Regarding your story “Kershaw Disagrees With Sisters Honor, Urges Faith Day”: I am a big fan of Clayton Kershaw and admire his work on and off the field. However, I feel like he is missing the point about the honor for the Sisters of Perpetual Indulgence. Both he and the Sisters are actually promoting the same things. Their methods may differ, but both are urging respect and tolerance for other people and their beliefs.
Peggy Jo Abraham
If Kershaw wants to stuff Christianity down our throats at Dodger games, let him also offer us nights for Jews, Muslims, Buddhists, Hindus, any other common religion, and, for some of us, an Atheist night. His hypocrisy has me gagging.
Clayton Kershaw’s push to prod the Dodgers to stage a Christian Faith Day is an incredibly bad idea that the Dodgers should decline. The Dodgers are a city and regional institution that, with the right leadership, fosters inclusion and unity in our community. Everyone is welcome to become a Dodgers fan regardless of ethnicity, location, religious and political beliefs, sexual preference, income, or other factors that often divide people.
Choosing to formally celebrate one religion, in this case Christianity, at the expense of all other religious beliefs necessarily tears at the unity that normally exists among Dodgers fans.

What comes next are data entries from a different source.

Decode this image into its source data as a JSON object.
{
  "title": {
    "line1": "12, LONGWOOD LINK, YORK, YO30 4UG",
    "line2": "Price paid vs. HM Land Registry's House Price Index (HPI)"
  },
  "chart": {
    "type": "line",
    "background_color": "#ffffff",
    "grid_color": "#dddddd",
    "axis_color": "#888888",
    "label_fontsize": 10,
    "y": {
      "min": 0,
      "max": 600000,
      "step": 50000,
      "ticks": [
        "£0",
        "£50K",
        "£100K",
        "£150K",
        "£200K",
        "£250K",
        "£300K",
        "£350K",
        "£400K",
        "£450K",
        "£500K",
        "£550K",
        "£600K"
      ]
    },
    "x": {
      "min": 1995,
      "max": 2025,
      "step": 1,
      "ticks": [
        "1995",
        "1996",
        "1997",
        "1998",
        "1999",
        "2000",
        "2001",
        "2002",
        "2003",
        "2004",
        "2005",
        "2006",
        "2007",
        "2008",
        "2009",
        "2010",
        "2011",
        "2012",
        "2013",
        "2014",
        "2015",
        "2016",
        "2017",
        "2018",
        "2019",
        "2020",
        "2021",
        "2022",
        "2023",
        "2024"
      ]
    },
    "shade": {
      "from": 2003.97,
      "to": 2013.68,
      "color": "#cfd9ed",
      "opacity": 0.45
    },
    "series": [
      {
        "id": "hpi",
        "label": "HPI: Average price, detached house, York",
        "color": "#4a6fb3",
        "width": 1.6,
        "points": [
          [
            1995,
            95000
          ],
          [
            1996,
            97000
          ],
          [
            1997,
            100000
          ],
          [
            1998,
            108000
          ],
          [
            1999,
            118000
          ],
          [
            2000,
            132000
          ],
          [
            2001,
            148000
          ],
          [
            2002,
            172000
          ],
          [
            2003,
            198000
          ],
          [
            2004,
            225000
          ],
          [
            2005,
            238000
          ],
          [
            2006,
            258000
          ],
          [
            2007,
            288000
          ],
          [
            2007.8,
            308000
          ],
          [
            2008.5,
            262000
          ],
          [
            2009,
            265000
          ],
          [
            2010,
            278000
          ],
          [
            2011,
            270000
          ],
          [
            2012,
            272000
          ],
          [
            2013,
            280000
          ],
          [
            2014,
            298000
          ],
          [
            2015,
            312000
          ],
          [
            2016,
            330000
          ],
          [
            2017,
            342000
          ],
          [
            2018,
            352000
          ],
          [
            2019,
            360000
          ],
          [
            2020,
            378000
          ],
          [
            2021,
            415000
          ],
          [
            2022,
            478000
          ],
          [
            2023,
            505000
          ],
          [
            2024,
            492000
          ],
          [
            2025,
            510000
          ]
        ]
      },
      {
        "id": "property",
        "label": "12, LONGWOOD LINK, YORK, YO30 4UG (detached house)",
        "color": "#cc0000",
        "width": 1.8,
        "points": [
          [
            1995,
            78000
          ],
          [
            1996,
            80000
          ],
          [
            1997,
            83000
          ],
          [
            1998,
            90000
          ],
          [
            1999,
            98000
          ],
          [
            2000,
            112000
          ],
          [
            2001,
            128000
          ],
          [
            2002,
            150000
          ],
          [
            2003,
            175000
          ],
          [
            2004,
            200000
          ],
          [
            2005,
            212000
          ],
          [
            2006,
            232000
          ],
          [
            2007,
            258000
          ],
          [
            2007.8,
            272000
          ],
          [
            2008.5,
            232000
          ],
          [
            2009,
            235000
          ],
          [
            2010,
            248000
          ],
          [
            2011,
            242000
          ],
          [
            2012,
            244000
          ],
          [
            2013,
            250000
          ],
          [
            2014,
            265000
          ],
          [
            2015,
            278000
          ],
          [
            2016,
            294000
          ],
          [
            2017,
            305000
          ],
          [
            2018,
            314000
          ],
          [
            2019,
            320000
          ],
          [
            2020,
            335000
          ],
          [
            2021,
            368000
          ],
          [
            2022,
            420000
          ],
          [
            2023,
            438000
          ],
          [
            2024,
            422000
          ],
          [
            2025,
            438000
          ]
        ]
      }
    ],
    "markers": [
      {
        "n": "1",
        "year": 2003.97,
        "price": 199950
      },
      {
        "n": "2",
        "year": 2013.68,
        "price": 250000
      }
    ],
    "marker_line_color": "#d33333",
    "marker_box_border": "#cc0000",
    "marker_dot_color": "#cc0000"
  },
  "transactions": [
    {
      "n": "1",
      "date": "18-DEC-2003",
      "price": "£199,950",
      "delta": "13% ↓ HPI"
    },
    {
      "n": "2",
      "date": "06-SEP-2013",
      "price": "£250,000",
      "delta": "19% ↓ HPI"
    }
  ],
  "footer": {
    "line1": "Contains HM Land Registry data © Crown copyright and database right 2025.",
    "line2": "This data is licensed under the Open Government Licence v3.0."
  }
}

Clayton Kershaw is wrong to say that the Sisters of Perpetual Indulgence are making fun of religion. They are providing comfort and support to people who are being marginalized by and rejected by bigots, which is the same type of work that Jesus was known for providing.
Kershaw is not acting like a Christian. He is acting like a wealthy celebrity who is looking out for himself. I hope that he will read the Bible, see the errors of his hurtful words, and apologize to those he has offended. That would be the Christian thing to do.
As if Christians haven’t done enough to destroy the family with dogma to help keep LGBTQ+ members in the closet, frightened and vulnerable within communities all across America, this event is not a shadow of the bigger problem with homophobia; it is a rally call for more hypocrisy, divide and a “wink” to those who are legislating anti-LGBTQ+ agendas in the name of “Christian” ideals across America. Congratulations, Dodgers and spokesperson Kershsaw, for this political stunt disguised as faith, and bowing at the feet of pressure from those who continue to make life a living hell for the LGBTQIA community!
Bravo to Clayton Kershaw standing up for his religious beliefs and articulating what many of us think. It’s mind-boggling to think the Dodgers would honor a performance group that satirizes Christianity by depicting a raunchy Jesus being crucified. Thank you, Clayton, for your thoughtful, Christian response to this insult.
By claiming that “loving Jesus” is his response to Pride Night and the Sisters inclusion, Clayton Kershaw says the quiet part out loud. Catholics view the Queer community as their opposition. By framing Christian Night as a response to their Pride Night, he’s only furthering the divide.
Having been a stand-up guy his whole career, it comes as no surprise he would take a stand against honoring a group that mocks religion. The Sisters of Perpetual Indulgence are fortunate they operate in the U.S. If they attempted their brand of “humor” on Islamic traditions in any other country they would find out what intolerance really means.
To say that I am disappointed in the Dodger organization would be a colossal understatement. When did MLB embrace Christianity as part of the rites of summer? When did religion become conflated with our beloved national pastime? Religion belongs in the home, at church, in a synagogue, mosque and temple. Where it doesn’t belong is in our ballparks, especially when it celebrates one religion to the exclusion of all others. Shame on Clayton Kershaw and shame on the Dodger organization.